I had a break and returned, determined to pull something of value out of the morning’s work. The following prints were done on A3 photocopier paper. My intention was to produce masks from photocopies of my initial sketch:
These copies I placed onto the back of the A3 copier paper as it sat on the lightly ink rolled plate and I have then drawn onto the photocopy to produce backdrawn outlines of the design:
These I intend to build upon using layers and by masking areas using cutouts from the photocopies of my sketch.
Finally product a reletively clean print with no spots
I’ve spent the past couple of weeks attempting to build up print layers on multiple prints of the same image of a violin – apart from a slight deviation to play with the face of the Buddha which, as it’s a negative mask using white ink, is only really effective on black or coloured paper).
It has been a frustrating time as I’ve tried to perfect a spot free image each time. I used A3 photocopier paper as it was plentiful – having bought it at a car boot sale at a greatly reduced price. I had begun this part of the Printmaking Unit thinking to vary my paper more widely, as is suggested in the course text. However, I have had such patchy results that I abandoned this approach in Part 1 Project 1.
Patchy results
Yesterday I returned to part 1 and, using oil based ink, I was able to achieve the following images by first dampening the paper (Zerkal and cartridge) by soaking it for 10 minutes or so before printing on it. I had thought that this method would only be necessary for producing intaglio prints. I feel it’s useful for Monoprinting too if you are using oil based ink. If I had still been using water based ink, this would have been inadvisable, of course.
Ghost monoprint using oil based ink on dampened Zerkal Printmaking paper Monoprint using oil based ink on dampened cartridge paperMonoprint using oil based ink on dampened Zerkal Printmaking paperGhost monoprint using oil based ink on dampened cartridge paper
In the past week I gradually accumulated enough prints on which to experiment with second and third layers, allowing for “wastage” of those that may not make the grade.

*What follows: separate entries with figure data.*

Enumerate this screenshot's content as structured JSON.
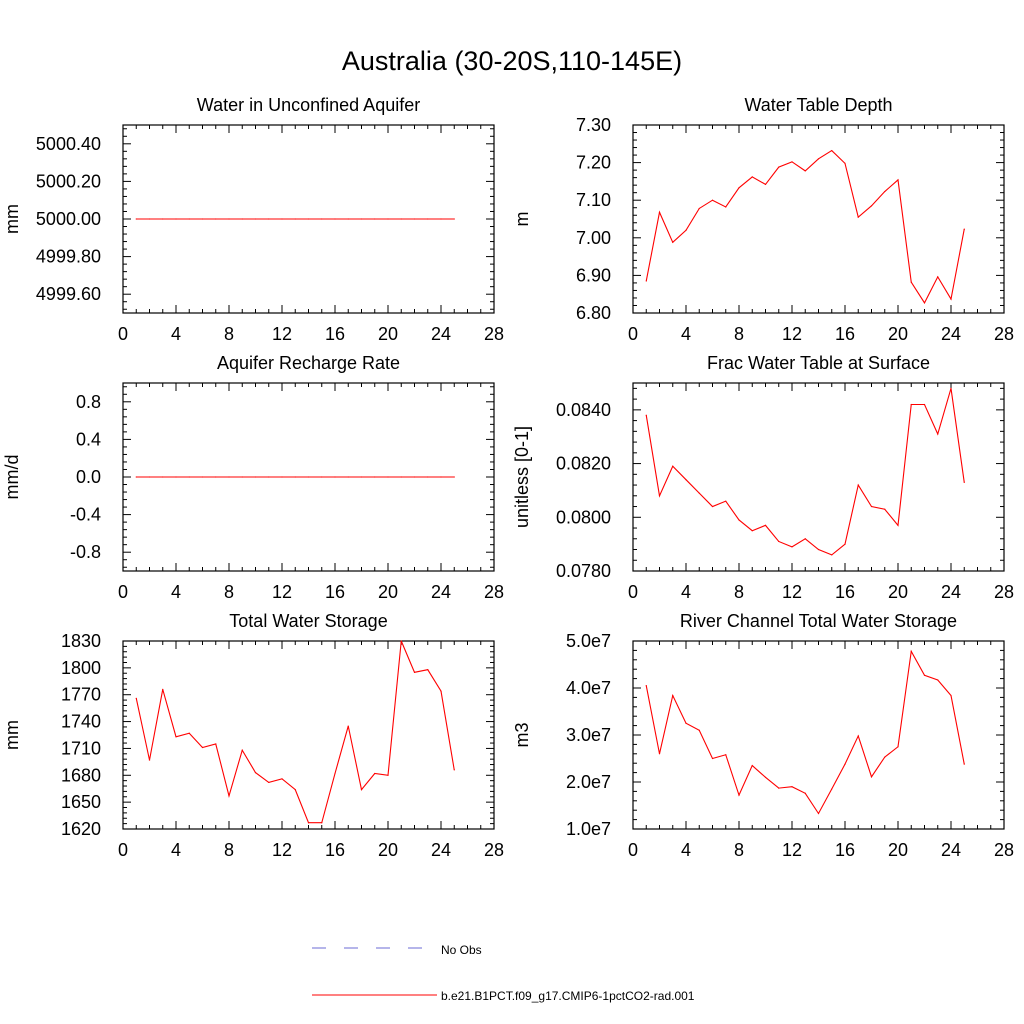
{
  "main_title": "Australia (30-20S,110-145E)",
  "colors": {
    "series": "#ff0000",
    "obs": "#6b6bd6",
    "axis": "#000000"
  },
  "legend": [
    {
      "label": "No Obs",
      "style": "dashed",
      "color": "#6b6bd6"
    },
    {
      "label": "b.e21.B1PCT.f09_g17.CMIP6-1pctCO2-rad.001",
      "style": "solid",
      "color": "#ff0000"
    }
  ],
  "chart_data": [
    {
      "type": "line",
      "title": "Water in Unconfined Aquifer",
      "ylabel": "mm",
      "xlim": [
        0,
        28
      ],
      "ylim": [
        5000.5,
        4999.5
      ],
      "xticks": [
        "0",
        "4",
        "8",
        "12",
        "16",
        "20",
        "24",
        "28"
      ],
      "yticks": [
        {
          "v": 5000.4,
          "label": "5000.40"
        },
        {
          "v": 5000.2,
          "label": "5000.20"
        },
        {
          "v": 5000.0,
          "label": "5000.00"
        },
        {
          "v": 4999.8,
          "label": "4999.80"
        },
        {
          "v": 4999.6,
          "label": "4999.60"
        }
      ],
      "series": [
        {
          "x": [
            1,
            2,
            3,
            4,
            5,
            6,
            7,
            8,
            9,
            10,
            11,
            12,
            13,
            14,
            15,
            16,
            17,
            18,
            19,
            20,
            21,
            22,
            23,
            24,
            25
          ],
          "values": [
            5000,
            5000,
            5000,
            5000,
            5000,
            5000,
            5000,
            5000,
            5000,
            5000,
            5000,
            5000,
            5000,
            5000,
            5000,
            5000,
            5000,
            5000,
            5000,
            5000,
            5000,
            5000,
            5000,
            5000,
            5000
          ]
        }
      ]
    },
    {
      "type": "line",
      "title": "Water Table Depth",
      "ylabel": "m",
      "xlim": [
        0,
        28
      ],
      "ylim": [
        7.3,
        6.8
      ],
      "xticks": [
        "0",
        "4",
        "8",
        "12",
        "16",
        "20",
        "24",
        "28"
      ],
      "yticks": [
        {
          "v": 7.3,
          "label": "7.30"
        },
        {
          "v": 7.2,
          "label": "7.20"
        },
        {
          "v": 7.1,
          "label": "7.10"
        },
        {
          "v": 7.0,
          "label": "7.00"
        },
        {
          "v": 6.9,
          "label": "6.90"
        },
        {
          "v": 6.8,
          "label": "6.80"
        }
      ],
      "series": [
        {
          "x": [
            1,
            2,
            3,
            4,
            5,
            6,
            7,
            8,
            9,
            10,
            11,
            12,
            13,
            14,
            15,
            16,
            17,
            18,
            19,
            20,
            21,
            22,
            23,
            24,
            25
          ],
          "values": [
            6.885,
            7.068,
            6.988,
            7.02,
            7.078,
            7.1,
            7.082,
            7.133,
            7.162,
            7.142,
            7.188,
            7.202,
            7.178,
            7.21,
            7.232,
            7.198,
            7.055,
            7.085,
            7.123,
            7.154,
            6.882,
            6.827,
            6.896,
            6.837,
            7.023
          ]
        }
      ]
    },
    {
      "type": "line",
      "title": "Aquifer Recharge Rate",
      "ylabel": "mm/d",
      "xlim": [
        0,
        28
      ],
      "ylim": [
        1.0,
        -1.0
      ],
      "xticks": [
        "0",
        "4",
        "8",
        "12",
        "16",
        "20",
        "24",
        "28"
      ],
      "yticks": [
        {
          "v": 0.8,
          "label": "0.8"
        },
        {
          "v": 0.4,
          "label": "0.4"
        },
        {
          "v": 0.0,
          "label": "0.0"
        },
        {
          "v": -0.4,
          "label": "-0.4"
        },
        {
          "v": -0.8,
          "label": "-0.8"
        }
      ],
      "series": [
        {
          "x": [
            1,
            2,
            3,
            4,
            5,
            6,
            7,
            8,
            9,
            10,
            11,
            12,
            13,
            14,
            15,
            16,
            17,
            18,
            19,
            20,
            21,
            22,
            23,
            24,
            25
          ],
          "values": [
            0,
            0,
            0,
            0,
            0,
            0,
            0,
            0,
            0,
            0,
            0,
            0,
            0,
            0,
            0,
            0,
            0,
            0,
            0,
            0,
            0,
            0,
            0,
            0,
            0
          ]
        }
      ]
    },
    {
      "type": "line",
      "title": "Frac Water Table at Surface",
      "ylabel": "unitless [0-1]",
      "xlim": [
        0,
        28
      ],
      "ylim": [
        0.085,
        0.078
      ],
      "xticks": [
        "0",
        "4",
        "8",
        "12",
        "16",
        "20",
        "24",
        "28"
      ],
      "yticks": [
        {
          "v": 0.084,
          "label": "0.0840"
        },
        {
          "v": 0.082,
          "label": "0.0820"
        },
        {
          "v": 0.08,
          "label": "0.0800"
        },
        {
          "v": 0.078,
          "label": "0.0780"
        }
      ],
      "series": [
        {
          "x": [
            1,
            2,
            3,
            4,
            5,
            6,
            7,
            8,
            9,
            10,
            11,
            12,
            13,
            14,
            15,
            16,
            17,
            18,
            19,
            20,
            21,
            22,
            23,
            24,
            25
          ],
          "values": [
            0.0838,
            0.0808,
            0.0819,
            0.0814,
            0.0809,
            0.0804,
            0.0806,
            0.0799,
            0.0795,
            0.0797,
            0.0791,
            0.0789,
            0.0792,
            0.0788,
            0.0786,
            0.079,
            0.0812,
            0.0804,
            0.0803,
            0.0797,
            0.0842,
            0.0842,
            0.0831,
            0.0848,
            0.0813
          ]
        }
      ]
    },
    {
      "type": "line",
      "title": "Total Water Storage",
      "ylabel": "mm",
      "xlim": [
        0,
        28
      ],
      "ylim": [
        1830,
        1620
      ],
      "xticks": [
        "0",
        "4",
        "8",
        "12",
        "16",
        "20",
        "24",
        "28"
      ],
      "yticks": [
        {
          "v": 1830,
          "label": "1830"
        },
        {
          "v": 1800,
          "label": "1800"
        },
        {
          "v": 1770,
          "label": "1770"
        },
        {
          "v": 1740,
          "label": "1740"
        },
        {
          "v": 1710,
          "label": "1710"
        },
        {
          "v": 1680,
          "label": "1680"
        },
        {
          "v": 1650,
          "label": "1650"
        },
        {
          "v": 1620,
          "label": "1620"
        }
      ],
      "series": [
        {
          "x": [
            1,
            2,
            3,
            4,
            5,
            6,
            7,
            8,
            9,
            10,
            11,
            12,
            13,
            14,
            15,
            16,
            17,
            18,
            19,
            20,
            21,
            22,
            23,
            24,
            25
          ],
          "values": [
            1766,
            1697,
            1776,
            1723,
            1727,
            1711,
            1715,
            1657,
            1708,
            1683,
            1672,
            1676,
            1664,
            1627,
            1627,
            1682,
            1735,
            1664,
            1682,
            1680,
            1830,
            1795,
            1798,
            1774,
            1686
          ]
        }
      ]
    },
    {
      "type": "line",
      "title": "River Channel Total Water Storage",
      "ylabel": "m3",
      "xlim": [
        0,
        28
      ],
      "ylim": [
        50000000,
        10000000
      ],
      "xticks": [
        "0",
        "4",
        "8",
        "12",
        "16",
        "20",
        "24",
        "28"
      ],
      "yticks": [
        {
          "v": 50000000,
          "label": "5.0e7"
        },
        {
          "v": 40000000,
          "label": "4.0e7"
        },
        {
          "v": 30000000,
          "label": "3.0e7"
        },
        {
          "v": 20000000,
          "label": "2.0e7"
        },
        {
          "v": 10000000,
          "label": "1.0e7"
        }
      ],
      "series": [
        {
          "x": [
            1,
            2,
            3,
            4,
            5,
            6,
            7,
            8,
            9,
            10,
            11,
            12,
            13,
            14,
            15,
            16,
            17,
            18,
            19,
            20,
            21,
            22,
            23,
            24,
            25
          ],
          "values": [
            40500000,
            26000000,
            38400000,
            32500000,
            31000000,
            25000000,
            25800000,
            17200000,
            23500000,
            21000000,
            18700000,
            19000000,
            17600000,
            13300000,
            18500000,
            23800000,
            29800000,
            21100000,
            25300000,
            27500000,
            47800000,
            42700000,
            41700000,
            38400000,
            23800000
          ]
        }
      ]
    }
  ]
}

Part 1 Project 2: Positive and negative masked monoprintsPart 1 Project 3: Two-coloured masked monoprints
Today I built up a third layer onto some of these prints in an attempt to create interesting textured effects
Above are a mix of monoprints using oil based ink on A3 photocopier paper. Methods include back drawing, the use of masks and bubble wrap to form impressions onto the inked plate before taking a print.
Tomorrow I shall do more of the same, using different colours and different objects for added texture.